I have the following data frame.
import pandas as pd
date = pd.date_range('10/01/2018', periods=5, freq='D')
close = pd.DataFrame({
'ABC': [1, 5, 3, 6, 2],
'EFG': [12, 51, 43, 56, 22],
'XYZ': [35, 36, 36, 36, 37],
}, [date])
And I want to get the full data frame with ‘1’ for the largest value in each row and ‘0’ for the other two columns.
If I want to have two largest values for each row, it should label ‘1’ for those largest values and ‘0’ for others and etc.

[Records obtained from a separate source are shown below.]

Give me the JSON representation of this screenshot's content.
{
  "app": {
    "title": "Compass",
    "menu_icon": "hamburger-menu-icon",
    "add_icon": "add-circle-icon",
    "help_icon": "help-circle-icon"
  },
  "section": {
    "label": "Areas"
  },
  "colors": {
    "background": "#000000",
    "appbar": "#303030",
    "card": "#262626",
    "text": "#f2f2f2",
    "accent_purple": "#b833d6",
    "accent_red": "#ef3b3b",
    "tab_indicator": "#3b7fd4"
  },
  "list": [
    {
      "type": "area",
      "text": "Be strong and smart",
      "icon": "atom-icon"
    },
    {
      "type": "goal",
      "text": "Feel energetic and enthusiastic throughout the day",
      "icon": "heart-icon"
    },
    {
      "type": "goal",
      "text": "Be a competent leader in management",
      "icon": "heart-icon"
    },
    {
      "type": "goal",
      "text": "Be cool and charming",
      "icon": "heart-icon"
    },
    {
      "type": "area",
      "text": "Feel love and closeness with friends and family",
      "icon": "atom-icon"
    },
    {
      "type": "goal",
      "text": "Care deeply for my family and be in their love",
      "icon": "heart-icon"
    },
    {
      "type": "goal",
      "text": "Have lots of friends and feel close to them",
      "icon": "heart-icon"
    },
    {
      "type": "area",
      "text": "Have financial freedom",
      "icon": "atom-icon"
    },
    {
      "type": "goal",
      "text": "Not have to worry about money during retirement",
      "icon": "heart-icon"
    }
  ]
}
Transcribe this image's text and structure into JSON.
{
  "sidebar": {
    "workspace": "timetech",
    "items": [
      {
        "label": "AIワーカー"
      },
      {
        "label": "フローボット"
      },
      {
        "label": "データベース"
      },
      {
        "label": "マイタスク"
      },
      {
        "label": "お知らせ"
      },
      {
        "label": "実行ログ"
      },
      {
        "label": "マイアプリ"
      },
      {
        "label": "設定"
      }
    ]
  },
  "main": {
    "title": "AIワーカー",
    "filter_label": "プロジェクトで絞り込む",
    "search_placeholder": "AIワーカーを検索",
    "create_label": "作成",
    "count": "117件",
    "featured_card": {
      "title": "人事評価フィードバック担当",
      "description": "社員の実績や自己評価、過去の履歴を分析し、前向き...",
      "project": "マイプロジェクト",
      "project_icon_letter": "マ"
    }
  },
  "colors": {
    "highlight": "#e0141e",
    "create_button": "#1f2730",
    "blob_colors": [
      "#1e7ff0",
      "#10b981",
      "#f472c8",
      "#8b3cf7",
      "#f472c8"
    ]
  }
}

Can someone please help me with this?
Thanks in advance!
>Solution :
In pandas, you could go with checking if the pd.DataFrame.rank for each row is above your threshold.
# Number of largest values you want to mark
n = 1
# Solution
out = df.rank(axis=1, method="first", ascending=False).le(n).astype(int)
out:
ABC EFG XYZ
2018-10-01 0 0 1
2018-10-02 0 1 0
2018-10-03 0 1 0
2018-10-04 0 1 0
2018-10-05 0 0 1
Also interesting is pd.DataFrame.nlargest, but it doesn’t help so much with marking the positions of the largest values in the original dataframe.
If you need speed, then I recommend dropping down to numpy and doing some np.argpartition trickery.